The Charles Dickens Letters Project

Period: 
1851-1860
Theme(s): 
charity
clubs
Bleak House
Little Dorrit
A Tale of Two Cities

To JOHN PALGRAVE SIMPSON,1 8 OCTOBER 1855

MS Huntington Library

TAVISTOCK HOUSE,

Monday Eighth October 1855

My Dear Sir 

Coming to town this morning for the day,2 I find your two letters together.

For myself, I am bound at once to say that I am far from sanguine of the success of your enterprize,3 and that I am not disposed to join it.

As to Miss Burdett Coutts, I am unable to give you any authorized reply, as that lady is in the South of France.4 But I have a strong impression that an application to her to become a shareholder would be certainly unsuccessful, and that her interest in such a design would altogether depend upon the manner of its realization and execution.
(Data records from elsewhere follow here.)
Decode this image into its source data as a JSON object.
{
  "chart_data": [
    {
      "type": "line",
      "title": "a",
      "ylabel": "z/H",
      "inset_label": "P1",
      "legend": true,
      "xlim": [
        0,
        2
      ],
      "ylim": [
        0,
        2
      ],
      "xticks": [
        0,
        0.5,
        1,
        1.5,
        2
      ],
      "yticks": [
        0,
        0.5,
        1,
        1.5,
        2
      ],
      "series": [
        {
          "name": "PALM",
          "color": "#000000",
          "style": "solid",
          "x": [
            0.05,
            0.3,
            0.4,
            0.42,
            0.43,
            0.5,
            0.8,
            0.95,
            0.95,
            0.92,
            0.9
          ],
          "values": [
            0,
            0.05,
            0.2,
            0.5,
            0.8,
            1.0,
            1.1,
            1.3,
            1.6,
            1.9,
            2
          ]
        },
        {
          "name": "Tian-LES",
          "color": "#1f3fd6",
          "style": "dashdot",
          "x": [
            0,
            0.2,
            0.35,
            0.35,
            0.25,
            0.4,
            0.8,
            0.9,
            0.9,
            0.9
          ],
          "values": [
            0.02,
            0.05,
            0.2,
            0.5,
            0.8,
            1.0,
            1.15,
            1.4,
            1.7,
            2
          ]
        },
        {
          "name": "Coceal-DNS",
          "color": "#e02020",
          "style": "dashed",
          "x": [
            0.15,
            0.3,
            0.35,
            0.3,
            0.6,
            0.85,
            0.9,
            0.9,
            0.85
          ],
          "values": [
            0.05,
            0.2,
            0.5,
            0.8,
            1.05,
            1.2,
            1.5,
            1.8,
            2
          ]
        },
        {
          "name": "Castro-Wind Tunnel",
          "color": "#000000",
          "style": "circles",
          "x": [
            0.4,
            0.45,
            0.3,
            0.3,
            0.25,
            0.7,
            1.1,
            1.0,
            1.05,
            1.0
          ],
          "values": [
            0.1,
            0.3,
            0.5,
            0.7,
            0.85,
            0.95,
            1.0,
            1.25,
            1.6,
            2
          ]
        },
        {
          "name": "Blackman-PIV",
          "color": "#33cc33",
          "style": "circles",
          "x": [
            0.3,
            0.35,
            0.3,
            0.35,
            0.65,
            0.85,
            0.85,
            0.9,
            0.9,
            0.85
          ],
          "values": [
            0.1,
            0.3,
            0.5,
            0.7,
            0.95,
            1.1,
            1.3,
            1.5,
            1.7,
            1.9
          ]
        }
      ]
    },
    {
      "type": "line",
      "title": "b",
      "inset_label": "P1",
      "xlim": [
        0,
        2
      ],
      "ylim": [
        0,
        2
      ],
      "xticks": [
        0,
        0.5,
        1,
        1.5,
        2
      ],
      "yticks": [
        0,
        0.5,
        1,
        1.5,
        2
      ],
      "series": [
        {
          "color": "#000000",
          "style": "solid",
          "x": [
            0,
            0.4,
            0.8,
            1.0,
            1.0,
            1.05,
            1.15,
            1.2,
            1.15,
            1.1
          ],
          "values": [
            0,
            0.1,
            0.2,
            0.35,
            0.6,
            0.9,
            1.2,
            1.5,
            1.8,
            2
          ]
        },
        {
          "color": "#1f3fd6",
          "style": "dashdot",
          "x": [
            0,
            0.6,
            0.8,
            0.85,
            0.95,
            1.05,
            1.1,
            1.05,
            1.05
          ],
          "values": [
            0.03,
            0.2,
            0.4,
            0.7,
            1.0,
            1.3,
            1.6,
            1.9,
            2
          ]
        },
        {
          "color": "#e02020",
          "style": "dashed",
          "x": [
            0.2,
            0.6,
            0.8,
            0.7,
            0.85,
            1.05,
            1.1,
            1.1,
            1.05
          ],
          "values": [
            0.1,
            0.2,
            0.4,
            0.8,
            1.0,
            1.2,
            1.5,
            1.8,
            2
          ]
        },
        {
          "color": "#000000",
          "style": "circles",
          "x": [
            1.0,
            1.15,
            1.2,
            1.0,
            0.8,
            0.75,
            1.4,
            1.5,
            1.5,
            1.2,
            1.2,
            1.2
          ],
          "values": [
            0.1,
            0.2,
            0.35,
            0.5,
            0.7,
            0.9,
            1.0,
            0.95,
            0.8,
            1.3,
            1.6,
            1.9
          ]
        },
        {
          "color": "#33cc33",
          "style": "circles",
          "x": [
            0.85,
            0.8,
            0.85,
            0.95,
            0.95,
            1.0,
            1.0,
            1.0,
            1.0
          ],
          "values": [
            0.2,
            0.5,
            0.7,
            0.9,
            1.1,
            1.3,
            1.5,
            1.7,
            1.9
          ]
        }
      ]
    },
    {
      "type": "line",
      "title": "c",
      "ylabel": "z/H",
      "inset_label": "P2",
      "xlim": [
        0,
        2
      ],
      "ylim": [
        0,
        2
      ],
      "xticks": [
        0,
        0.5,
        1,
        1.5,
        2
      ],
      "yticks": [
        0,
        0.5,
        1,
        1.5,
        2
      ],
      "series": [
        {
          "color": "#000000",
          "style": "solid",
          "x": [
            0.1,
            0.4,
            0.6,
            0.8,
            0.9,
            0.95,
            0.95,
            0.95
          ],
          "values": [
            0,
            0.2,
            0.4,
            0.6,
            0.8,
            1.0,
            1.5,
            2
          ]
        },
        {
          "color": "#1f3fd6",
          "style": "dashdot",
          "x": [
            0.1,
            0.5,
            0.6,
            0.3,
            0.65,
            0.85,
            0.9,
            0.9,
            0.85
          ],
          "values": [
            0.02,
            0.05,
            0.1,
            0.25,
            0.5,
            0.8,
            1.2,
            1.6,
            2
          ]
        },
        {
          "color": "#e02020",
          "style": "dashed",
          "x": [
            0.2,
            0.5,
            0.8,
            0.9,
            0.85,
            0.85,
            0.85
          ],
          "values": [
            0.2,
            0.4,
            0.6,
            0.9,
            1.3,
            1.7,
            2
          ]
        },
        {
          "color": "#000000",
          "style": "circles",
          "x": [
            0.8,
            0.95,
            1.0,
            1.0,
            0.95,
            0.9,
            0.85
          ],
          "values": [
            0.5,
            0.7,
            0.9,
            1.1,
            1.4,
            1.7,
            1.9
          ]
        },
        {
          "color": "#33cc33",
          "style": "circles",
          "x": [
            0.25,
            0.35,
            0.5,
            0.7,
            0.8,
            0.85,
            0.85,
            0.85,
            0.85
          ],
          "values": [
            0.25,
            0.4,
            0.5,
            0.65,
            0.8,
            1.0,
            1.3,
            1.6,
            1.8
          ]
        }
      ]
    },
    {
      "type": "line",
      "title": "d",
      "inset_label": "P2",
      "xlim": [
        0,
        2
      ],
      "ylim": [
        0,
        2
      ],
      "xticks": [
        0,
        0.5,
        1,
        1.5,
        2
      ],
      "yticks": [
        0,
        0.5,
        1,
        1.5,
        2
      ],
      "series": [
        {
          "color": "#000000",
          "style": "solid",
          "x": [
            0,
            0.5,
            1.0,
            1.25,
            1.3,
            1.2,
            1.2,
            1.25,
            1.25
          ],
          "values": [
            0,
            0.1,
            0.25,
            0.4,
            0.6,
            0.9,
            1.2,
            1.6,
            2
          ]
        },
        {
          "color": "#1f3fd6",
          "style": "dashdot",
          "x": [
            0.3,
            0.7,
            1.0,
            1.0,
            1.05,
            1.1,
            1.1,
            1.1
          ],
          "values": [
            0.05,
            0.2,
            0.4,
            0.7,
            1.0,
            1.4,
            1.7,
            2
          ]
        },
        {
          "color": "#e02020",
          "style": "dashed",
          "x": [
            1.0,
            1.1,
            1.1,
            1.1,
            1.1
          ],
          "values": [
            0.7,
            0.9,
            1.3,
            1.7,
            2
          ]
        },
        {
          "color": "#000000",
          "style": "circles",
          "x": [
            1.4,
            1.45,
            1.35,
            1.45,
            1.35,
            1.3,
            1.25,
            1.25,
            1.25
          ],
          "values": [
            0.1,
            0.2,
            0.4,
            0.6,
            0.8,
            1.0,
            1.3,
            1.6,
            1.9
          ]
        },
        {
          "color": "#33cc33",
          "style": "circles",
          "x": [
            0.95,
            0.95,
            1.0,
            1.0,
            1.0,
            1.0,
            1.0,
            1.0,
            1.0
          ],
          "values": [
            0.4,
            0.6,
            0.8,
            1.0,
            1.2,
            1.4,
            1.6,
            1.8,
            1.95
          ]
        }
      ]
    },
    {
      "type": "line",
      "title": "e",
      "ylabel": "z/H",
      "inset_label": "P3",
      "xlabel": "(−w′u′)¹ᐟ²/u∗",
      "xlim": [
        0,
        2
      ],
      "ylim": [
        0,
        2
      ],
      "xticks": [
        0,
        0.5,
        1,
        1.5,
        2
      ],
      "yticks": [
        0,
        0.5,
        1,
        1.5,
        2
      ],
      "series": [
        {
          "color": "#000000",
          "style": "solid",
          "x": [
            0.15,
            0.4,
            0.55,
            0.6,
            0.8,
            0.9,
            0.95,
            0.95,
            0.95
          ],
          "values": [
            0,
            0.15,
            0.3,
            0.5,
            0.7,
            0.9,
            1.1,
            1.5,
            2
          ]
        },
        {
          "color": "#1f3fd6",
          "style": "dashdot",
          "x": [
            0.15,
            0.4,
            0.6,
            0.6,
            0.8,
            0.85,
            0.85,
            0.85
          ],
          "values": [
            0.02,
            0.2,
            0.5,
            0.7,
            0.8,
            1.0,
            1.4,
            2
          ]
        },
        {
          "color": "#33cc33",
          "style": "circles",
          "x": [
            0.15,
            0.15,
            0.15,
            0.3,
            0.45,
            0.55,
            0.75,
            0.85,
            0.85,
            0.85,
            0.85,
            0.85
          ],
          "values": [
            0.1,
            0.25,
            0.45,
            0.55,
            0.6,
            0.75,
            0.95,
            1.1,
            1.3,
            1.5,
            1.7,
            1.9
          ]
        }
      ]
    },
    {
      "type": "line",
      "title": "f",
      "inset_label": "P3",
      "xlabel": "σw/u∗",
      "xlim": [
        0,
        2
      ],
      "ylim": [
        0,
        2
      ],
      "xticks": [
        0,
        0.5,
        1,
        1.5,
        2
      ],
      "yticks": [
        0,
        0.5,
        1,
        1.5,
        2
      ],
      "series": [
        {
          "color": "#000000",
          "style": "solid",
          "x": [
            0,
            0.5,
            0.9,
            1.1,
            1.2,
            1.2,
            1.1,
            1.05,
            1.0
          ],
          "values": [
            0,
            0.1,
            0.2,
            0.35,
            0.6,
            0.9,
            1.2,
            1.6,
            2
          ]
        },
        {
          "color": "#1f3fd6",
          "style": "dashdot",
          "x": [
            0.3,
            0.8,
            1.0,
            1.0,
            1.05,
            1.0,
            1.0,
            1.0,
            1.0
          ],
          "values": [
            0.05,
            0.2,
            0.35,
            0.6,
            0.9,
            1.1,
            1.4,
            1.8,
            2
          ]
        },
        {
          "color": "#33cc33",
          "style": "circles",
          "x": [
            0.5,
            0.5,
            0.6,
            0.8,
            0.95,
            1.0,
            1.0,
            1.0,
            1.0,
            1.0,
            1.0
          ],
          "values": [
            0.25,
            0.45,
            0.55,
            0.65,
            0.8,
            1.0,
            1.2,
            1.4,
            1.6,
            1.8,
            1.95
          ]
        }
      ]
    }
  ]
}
I hope your experience may rapidly disprove my misgivings, and I beg to assure you that your second note needed no apology.

My dear Sir

Very faithfully Yours

CHARLES DICKENS

J. Palgrave Simpson Esquire. 

  • 1. John Palgrave Simpson (1807-87), playwright and novelist. In Paris during the 1848 Revolution, he settled in London in 1850. Published four novels and had c. 60 plays performed, including adaptations of Bleak House and A Tale of Two Cities. Like CD, a member of both the Garrick Club and the Athenaeum.
  • 2. CD was in Folkestone, ‘hammering away’ at Little Dorrit (see To Macready, 4 Oct).
  • 3. Not traced.
  • 4. Angela Burdett CouttsAngela Georgina Burdett (1814-1906; Dictionary of National Biography), later Baroness Burdett Coutts, youngest child of Sir Francis Burdett and Sophia, daughter of Thomas Coutts, the banker, whom CD assisted in her philanthropic projects. She was travelling with Dr William and Mrs Brown (the latter her former companion, Hannah Meredith), returning from the Pyrenees by way of Montpellier.